Kisahnya bercerita tentang beberapa keluarga "elit" yang saling bersaing menjadi terbaik dan terhebat diantara semuanya. Salah satu hal terhebat yang dimiliki oleh orang tua selain rumah yang mewah dan keluarga terhormat adalah "anak yang sukses masuk sekolah kedokteran terkenal" yang nantinya akan menjadi seorang dokter. Hmmm... ternyata bukan cuma di Indo ya, profesi dokter itu menjadi profesi yang menggiurkan. Secara umum, cerita ini memperlihatkan sekumpulan keluarga yang tergabung dalam komunitas "Sky Castle" dengan kebiasaan dan kebanggan yang telah turun-temurun dilakukan. Meski telah berada di lingkungan yang super mewah dengan rumah yang besar dan halaman yang luas, juga pekerjaan masing-masing yang semuanya mapan, masih belum cukup membuat mereka berhenti saling iri, saling membanggakan, dan saling menjatuhkan. Yang selanjutnya menjadi korban adalah anak. Karena setiap keluarga berlomba-lomba menjadikan anaknya yang paling hebat, paling pintar, dan masuk ke sekolah kedokteran. Les diberikan, sekolah tambahan diberikan, istirahat direnggut, bermain tidak ada, bahkan tertawa dan bercengkrama bersama keluarga pun menjadi kondisi yang langka. Anak mereka harus pintar, harus juara, dan harus jadi dokter. Para orang tua tidak pernah melihat dan mendengar, apa tanggapan anaknya. sukakah dengan jalan yang dipilih oleh orang tuanya. Disinilah banyak kperistiwa yang menyentuh sensitivitas kita. Sekaligus mengoreksi diri, jika yang telah menjadi orang tua, jangan-jangan kita pun telah melakukan hal yang sama.
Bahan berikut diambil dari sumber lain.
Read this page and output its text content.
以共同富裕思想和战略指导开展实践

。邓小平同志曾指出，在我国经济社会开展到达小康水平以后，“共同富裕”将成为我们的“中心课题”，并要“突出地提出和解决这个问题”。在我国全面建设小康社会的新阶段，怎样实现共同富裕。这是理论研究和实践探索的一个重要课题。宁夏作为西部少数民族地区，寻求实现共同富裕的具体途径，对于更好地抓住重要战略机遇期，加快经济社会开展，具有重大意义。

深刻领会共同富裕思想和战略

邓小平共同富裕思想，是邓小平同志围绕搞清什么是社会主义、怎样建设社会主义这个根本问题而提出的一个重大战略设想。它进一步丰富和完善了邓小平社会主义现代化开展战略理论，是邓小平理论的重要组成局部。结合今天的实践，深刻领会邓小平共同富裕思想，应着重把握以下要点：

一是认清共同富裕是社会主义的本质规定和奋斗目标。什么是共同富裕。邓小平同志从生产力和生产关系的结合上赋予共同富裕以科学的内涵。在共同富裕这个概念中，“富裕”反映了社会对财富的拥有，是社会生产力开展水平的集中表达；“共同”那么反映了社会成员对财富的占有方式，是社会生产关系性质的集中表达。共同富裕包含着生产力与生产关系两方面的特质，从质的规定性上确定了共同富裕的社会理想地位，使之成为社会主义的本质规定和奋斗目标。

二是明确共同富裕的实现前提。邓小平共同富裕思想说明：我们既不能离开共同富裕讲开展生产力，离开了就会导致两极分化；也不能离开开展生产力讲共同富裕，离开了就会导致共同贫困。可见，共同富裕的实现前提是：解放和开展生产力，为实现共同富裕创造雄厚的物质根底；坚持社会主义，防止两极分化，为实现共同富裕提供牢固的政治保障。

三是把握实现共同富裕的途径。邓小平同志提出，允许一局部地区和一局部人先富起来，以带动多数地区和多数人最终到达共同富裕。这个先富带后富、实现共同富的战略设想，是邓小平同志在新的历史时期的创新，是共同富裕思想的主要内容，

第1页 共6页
Sebenarnya melihat drama ini, saya teringat film Korea "Jungle Fish". Temanya sama, hanya saja Jungle fish fokus mengkritik kebiasaan nyontek, sedangkan sedangkan Sky Castle lebih mengkritik ke perilaku dan mindset orang tua.
Beberapa hal yang kusimpulkan dari drama ini:
1. Terkadang orang tua begitu keras membuat anak mereka sukses dalam pendidikan, tapi lupa membuatnya sukses dalam etika. Karena mereka lebih sibuk membuat anaknya menjadi juara diantara teman-temannya, akhirnya anak mereka pun ikut menjadikan diri mereka hidup dengan mengejar prestasi dan sibuk bersaing. teman baginya adalah saingan. Terbentuklah anak dengan karakter mau menang sendiri, cuek, dan tidak peduli pada orang lain, memandang rendah orang lain, tidak mendengarkan orang lain, dan tentu menjadi manusia yang selalu mau menang sendiri. Buat apa berintelektual tetapi tidak bermoral. Bukankah manusia itu bukan hanya makhluk indivudual tapi juga makhluk sosial?
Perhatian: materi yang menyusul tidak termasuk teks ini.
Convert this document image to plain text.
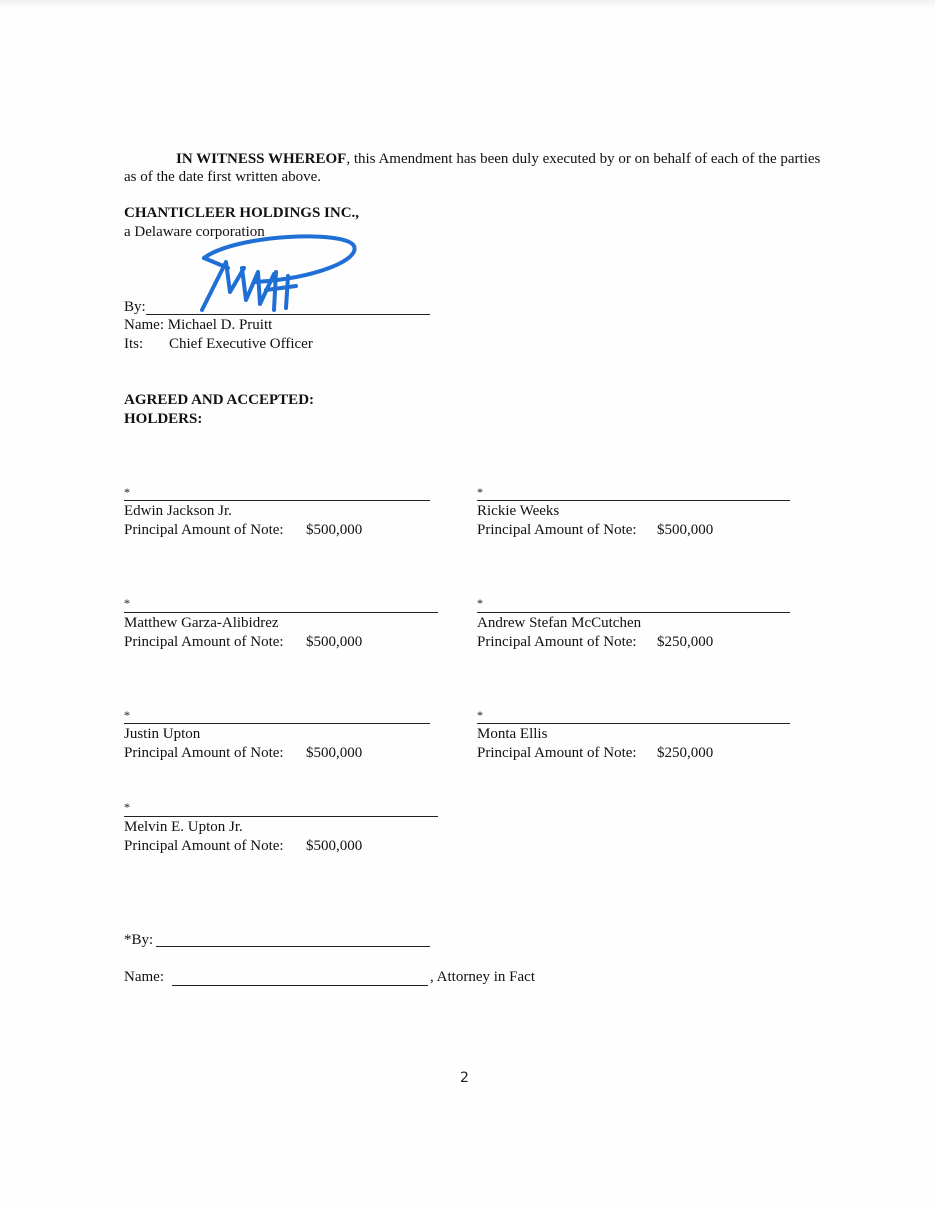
IN WITNESS WHEREOF, this Amendment has been duly executed by or on behalf of each of the parties as of the date first written above.
CHANTICLEER HOLDINGS INC.,
a Delaware corporation
By:
Name: Michael D. Pruitt
Its: Chief Executive Officer
AGREED AND ACCEPTED:
HOLDERS:
*
Edwin Jackson Jr.
Principal Amount of Note: $500,000
*
Rickie Weeks
Principal Amount of Note: $500,000
*
Matthew Garza-Alibidrez
Principal Amount of Note: $500,000
*
Andrew Stefan McCutchen
Principal Amount of Note: $250,000
*
Justin Upton
Principal Amount of Note: $500,000
*
Monta Ellis
Principal Amount of Note: $250,000
*
Melvin E. Upton Jr.
Principal Amount of Note: $500,000
*By:
Name:	, Attorney in Fact
2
2. Terkadang pula orang tua berusaha sangat keras agar anaknya bisa menduduki puncak tertinggi piramida untuk membuat kesombongan. Saat anak-anak mereka berhasil menjadi pemenang, menjadi juara, atau mendapatkan pekerjaan yang baik Dan akhirnya anak pun akan berusaha mengejar puncak itu dengan segala cara, menafikan kepedulian, menyingkirkan kebersamaan. Karena mindset sudah diprovokasi mengejar dengan melabrak aturan dan kebiasaan. Ah, iya bukankah Allah memang telah mewanti-wanti sebelumnya bahwa anak pun bisa menjadi sesuatu yang membuat sombong?
3. Pertarungan idealisme. Benar, terkadang kita idealis di suatu masa, tetapi akan pudar seiring waktu dengan todongan "kemewahan". Hingga apa yang idealis diawalnya akan menjadi apatis setelahnya. Karena memang dalam hidup ada dua jalan. Jalan lurus dan jalan berbelok. Di jalan lurus akan ditemukan air yang keruh dan di jalan berkelok akan penuh genangan air jernih. Tetapi kembali lagi bahwa "Memang melalui jalan yang lurus akan menemukan air yang jernih, tetapi pada air jernih tidak ada ikan yang besar"
4. Terkadang kita begitu terbahak melihat kekurangan dan kesalahan orang lain. Lalu sibuk berbangga dengan yang dipunya. Padahal sebenarnya kesalahan sendiri lebih banyak dan lebih terpuruk. Hanya saja kita terlalu terlena mengkritiki kesalahan orang lain dan larut dalam tawa yang membahana. Mungkin inilah yang sejak dulu dimaksud dalam pribahasa "Semut di dasar laut nampak, sedangkan gajah di pelupuk mata tidak nampak".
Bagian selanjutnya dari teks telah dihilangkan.